For the record, 0.4999999999.... = 0.5 </math pedant>

While you're correct, that's not the number he was talking about. You're the one who put .... after the number to imply that the 9s continue forever, but that's not what David wrote. His was an exact number going to exactly 10 decimal places, with nothing stated or implied about the 11th or later decimal places.

Now I haven't done serious math in a long time.

However I'm pretty sure that a number like that, that doesn't actually have more 9's following indefinitely, is actually impossible mathematically.

It's a single discrete number out of an infinite possible numbers. It's unlikely to come to that number specifically, but no more so than to come to the number 1.00000000.

Regardless, in all this rounding, if folks wish to be pedantic about it, the only significant digit is going to be the tenths place as we're rounding to a whole number. So, .4 should be treated the same as .425 or .475, as you should not be rounding to a beyond the last significant digit and everything else should be truncated.

4/5

Maybe Andrew means impossible for an average party level at a PFS table. In which case, he's right--the decimals at the end of any APL in PFS will also be the decimal representations of 0, 1/4 (.25), 1/2 (.5), 3/4 (.75), 1/5 (.2), 2/5 (.4), 3/5 (.6), 4/5 (.8), 1/6(.1666...), 1/3 (.3333...), 2/3 (.6666...), 5/6 (.8333....), 1/7 (.142857 repeating), 2/7 (.285714 repeating), 3/7 (.428571 repeating), 4/7 (.571428 repeating), 5/7 (.714285 repeating), or 6/7 (.857142 repeating). Those are the only possibilities.

Silver Crusade 2/5 *

Okay, yes my example was pretty obscure. In science, we rarely have instrumentation that can measure out to that level of precision.

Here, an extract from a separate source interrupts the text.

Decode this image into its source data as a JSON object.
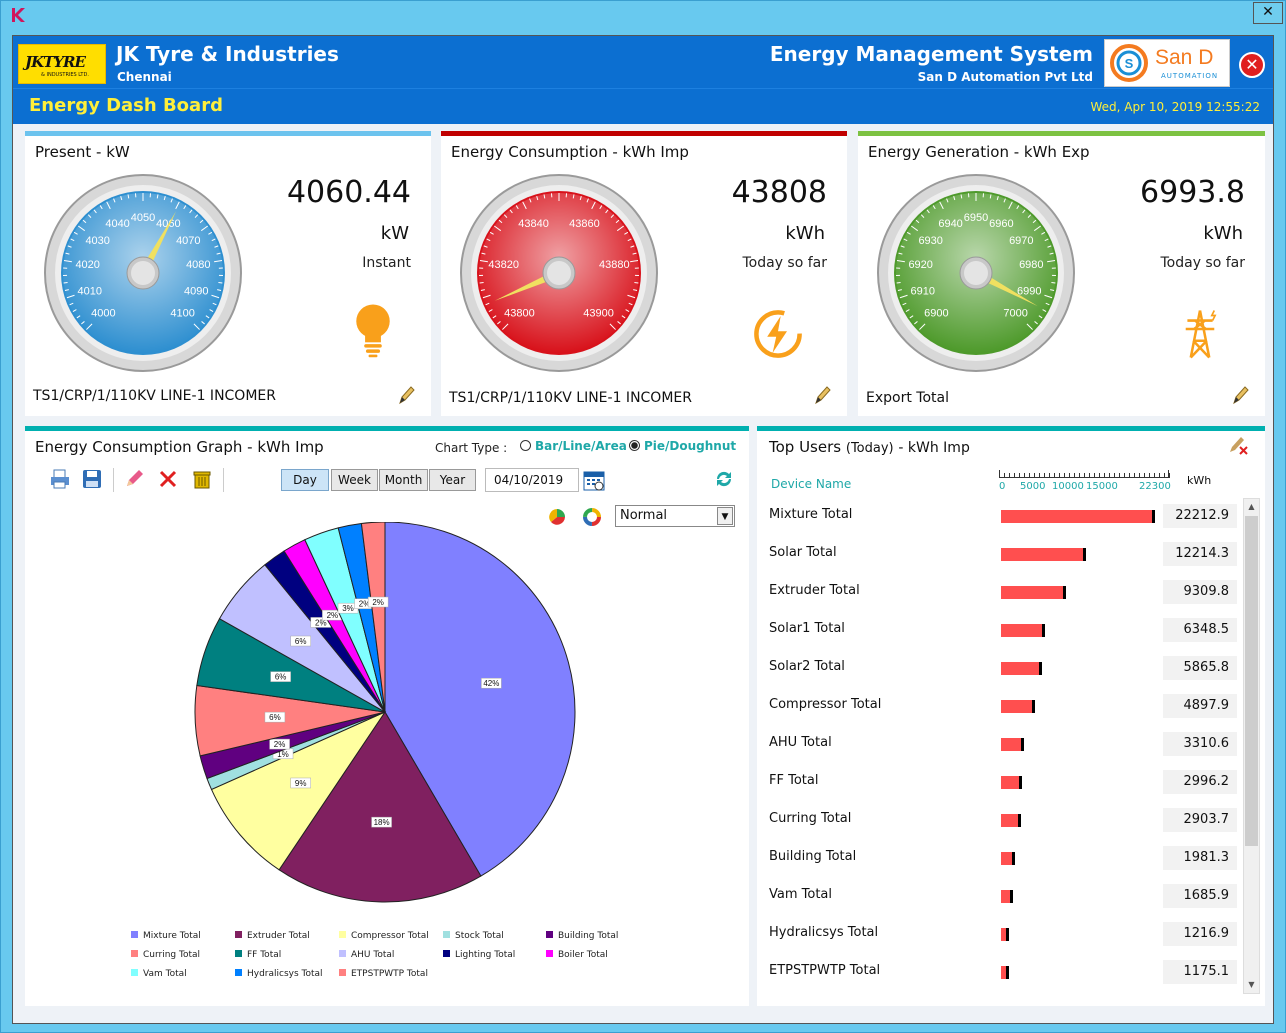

The point is that 0.5 normally goes up, and anything less normally goes down. But here we can choose, and I see nothing wrong with that. Woe to the 5 man group that comes in at 3.56, however.

To quote the poster above, the chronic "OMGZ, play up at all costs to max my goldz!" crowd made this system a necessity. I usually those people to stick it if I was playing with them, but I guess it was a huge problem.